All the studies included showed a beneficial effect, despite the variation in IVIG doses. It appears that a single dose of 0.5 g/kg on day 1 is as effective as any other treatment regimen. Some authors have implied that the key to successful treatment is the early administration of the immunoglobulin, as soon as the diagnosis of haemolytic anaemia is made.
When HDN is treated with HDIVIG in addition to phototherapy, there is a reduction in the degree of haemolysis and therefore the need for exchange transfusion. As the antibody has not been “washed out” (as would be the case during an exchange transfusion), there may be late haemolysis and anaemia. When the effect of the HDIVIG has worn off, the Fc sites on the surface of the reticuloendothelial cells become free to bind antibody sensitised neonatal erythrocytes, thus causing haemolysis. This is postulated to be the reason for the excess late red cell transfusions required in the HDIVIG treated group. The incidence of late anaemia may in fact be similar to that occurring in infants who had moderate haemolysis but did not require exchange transfusions.
At present, IVIG is licensed for use in primary immunodeficiencies and secondary immunodeficiencies such as chronic lymphocytic leukaemia, idiopathic thrombocytopenic purpura, Kawasaki disease, Guillain Barré syndrome, and paediatric AIDS. It is also used for intractable epilepsy and juvenile dermatomyositis. Although considered to be a relatively safe product, it is not without risk of adverse reactions. The identification of more than 100 patients with hepatitis C apparently acquired from a single immunoglobulin product is a reminder that IVIG is a biological product derived from pooled human plasma.25 To reduce the risk of transmission of infective agents, donors and donations are selected and plasma pools are tested and undergo a viral partitioning and inactivation process.26 However, the small risk of potential transfusion transmitted diseases will remain.
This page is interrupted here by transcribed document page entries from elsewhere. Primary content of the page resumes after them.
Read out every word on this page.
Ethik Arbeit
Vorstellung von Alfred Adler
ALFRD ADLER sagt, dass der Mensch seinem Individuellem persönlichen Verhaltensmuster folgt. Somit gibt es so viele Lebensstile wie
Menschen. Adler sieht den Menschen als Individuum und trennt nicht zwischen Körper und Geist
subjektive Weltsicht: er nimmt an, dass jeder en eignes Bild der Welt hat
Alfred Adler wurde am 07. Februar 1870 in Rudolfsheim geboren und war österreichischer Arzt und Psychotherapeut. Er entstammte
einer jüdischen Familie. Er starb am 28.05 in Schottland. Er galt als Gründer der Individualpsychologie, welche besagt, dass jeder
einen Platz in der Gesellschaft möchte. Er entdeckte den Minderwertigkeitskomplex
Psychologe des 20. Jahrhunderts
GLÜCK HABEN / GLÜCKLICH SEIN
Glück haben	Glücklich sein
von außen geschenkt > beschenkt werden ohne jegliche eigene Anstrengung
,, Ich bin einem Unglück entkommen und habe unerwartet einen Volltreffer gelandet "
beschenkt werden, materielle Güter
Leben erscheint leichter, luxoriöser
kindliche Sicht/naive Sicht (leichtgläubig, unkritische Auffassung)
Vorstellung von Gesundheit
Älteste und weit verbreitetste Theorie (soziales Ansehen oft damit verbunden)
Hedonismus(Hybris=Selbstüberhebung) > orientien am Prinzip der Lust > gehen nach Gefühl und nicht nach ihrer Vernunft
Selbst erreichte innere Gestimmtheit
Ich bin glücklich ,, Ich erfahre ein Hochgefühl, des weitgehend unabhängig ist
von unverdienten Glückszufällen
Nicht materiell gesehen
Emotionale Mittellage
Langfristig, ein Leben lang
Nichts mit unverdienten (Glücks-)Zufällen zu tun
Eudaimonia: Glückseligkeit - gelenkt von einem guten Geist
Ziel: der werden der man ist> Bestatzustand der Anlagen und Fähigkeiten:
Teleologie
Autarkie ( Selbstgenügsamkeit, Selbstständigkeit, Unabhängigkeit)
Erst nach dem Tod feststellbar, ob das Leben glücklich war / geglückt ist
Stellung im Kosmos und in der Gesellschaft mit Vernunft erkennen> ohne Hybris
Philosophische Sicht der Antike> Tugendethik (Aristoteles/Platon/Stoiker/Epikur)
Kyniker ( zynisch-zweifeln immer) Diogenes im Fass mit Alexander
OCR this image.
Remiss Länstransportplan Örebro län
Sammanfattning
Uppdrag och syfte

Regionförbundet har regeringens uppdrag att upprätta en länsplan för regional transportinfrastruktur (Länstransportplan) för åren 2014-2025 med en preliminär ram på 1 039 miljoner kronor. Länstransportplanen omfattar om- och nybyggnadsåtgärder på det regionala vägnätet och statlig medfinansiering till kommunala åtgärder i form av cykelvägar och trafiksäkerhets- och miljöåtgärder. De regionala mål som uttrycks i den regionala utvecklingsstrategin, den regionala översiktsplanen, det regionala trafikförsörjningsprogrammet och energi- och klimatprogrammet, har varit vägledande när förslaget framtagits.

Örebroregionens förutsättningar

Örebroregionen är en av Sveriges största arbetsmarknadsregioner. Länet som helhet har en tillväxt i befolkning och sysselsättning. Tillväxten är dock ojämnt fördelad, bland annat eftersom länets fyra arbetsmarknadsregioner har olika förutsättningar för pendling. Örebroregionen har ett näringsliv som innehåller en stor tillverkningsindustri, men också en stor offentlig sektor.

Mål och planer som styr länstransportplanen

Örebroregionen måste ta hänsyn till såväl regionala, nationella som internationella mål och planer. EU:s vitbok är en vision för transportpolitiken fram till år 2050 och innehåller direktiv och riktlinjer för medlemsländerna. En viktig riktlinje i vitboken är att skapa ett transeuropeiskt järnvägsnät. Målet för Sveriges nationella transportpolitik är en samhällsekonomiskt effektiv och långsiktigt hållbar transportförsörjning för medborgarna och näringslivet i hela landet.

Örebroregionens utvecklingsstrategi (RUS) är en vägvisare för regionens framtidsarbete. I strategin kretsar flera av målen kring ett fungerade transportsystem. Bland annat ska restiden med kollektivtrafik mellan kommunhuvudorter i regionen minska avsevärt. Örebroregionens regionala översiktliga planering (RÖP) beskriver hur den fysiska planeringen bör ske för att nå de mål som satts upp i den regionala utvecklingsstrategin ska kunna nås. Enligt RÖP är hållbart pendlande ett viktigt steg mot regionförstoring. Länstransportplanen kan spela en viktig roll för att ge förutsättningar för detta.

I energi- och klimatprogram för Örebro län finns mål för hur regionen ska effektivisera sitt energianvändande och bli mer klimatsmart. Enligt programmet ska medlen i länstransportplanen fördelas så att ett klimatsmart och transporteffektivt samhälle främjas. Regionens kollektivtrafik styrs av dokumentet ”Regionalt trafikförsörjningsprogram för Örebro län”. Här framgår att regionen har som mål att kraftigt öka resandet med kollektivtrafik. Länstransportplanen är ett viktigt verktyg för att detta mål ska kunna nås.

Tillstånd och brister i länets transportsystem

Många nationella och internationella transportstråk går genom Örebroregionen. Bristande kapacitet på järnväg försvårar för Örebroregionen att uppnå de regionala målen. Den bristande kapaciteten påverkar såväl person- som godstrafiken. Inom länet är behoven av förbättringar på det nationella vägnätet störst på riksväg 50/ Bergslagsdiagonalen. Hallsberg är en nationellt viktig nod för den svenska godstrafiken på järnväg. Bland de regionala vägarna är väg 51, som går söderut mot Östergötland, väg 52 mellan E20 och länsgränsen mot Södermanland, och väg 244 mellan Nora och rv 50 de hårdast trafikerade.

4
Other adverse effects reported from the use of IVIG include headache, meningism, fever, nausea, low back pain, transient hypotension, and, rarely, a mild, usually clinically irrelevant, haemolytic anaemia.27 These adverse effects are usually mild and transient. Serious side effects are very rare and include hypersensitivity and anaphylactic reactions, which can occur in patients with IgA deficiency or hypogammaglobulinaemia as a result of the presence of IgA antibodies in the patient’s serum.28
Implications for future research
The evidence presented in this systematic review of the available randomised controlled trials of HDIVIG administered in the postnatal period in HDN shows a significant effect for HDIVIG. Thus, it may be considered unethical to delay wider use of HDIVIG while carrying out further research. The optimum treatment dose and frequency is as yet uncertain and this may be an area for further research. Multiple doses of IVIG may reduce the late anaemia and therefore reduce the need for red cell transfusions. In the study investigating the role of repeated doses of HDIVIG, there appears to be a reduction in the need for exchange transfusion in the group receiving a second dose of IVIG 48 hours after the first.20 However, the numbers are small (25 in each study arm), and flaws occurred in the method of randomisation.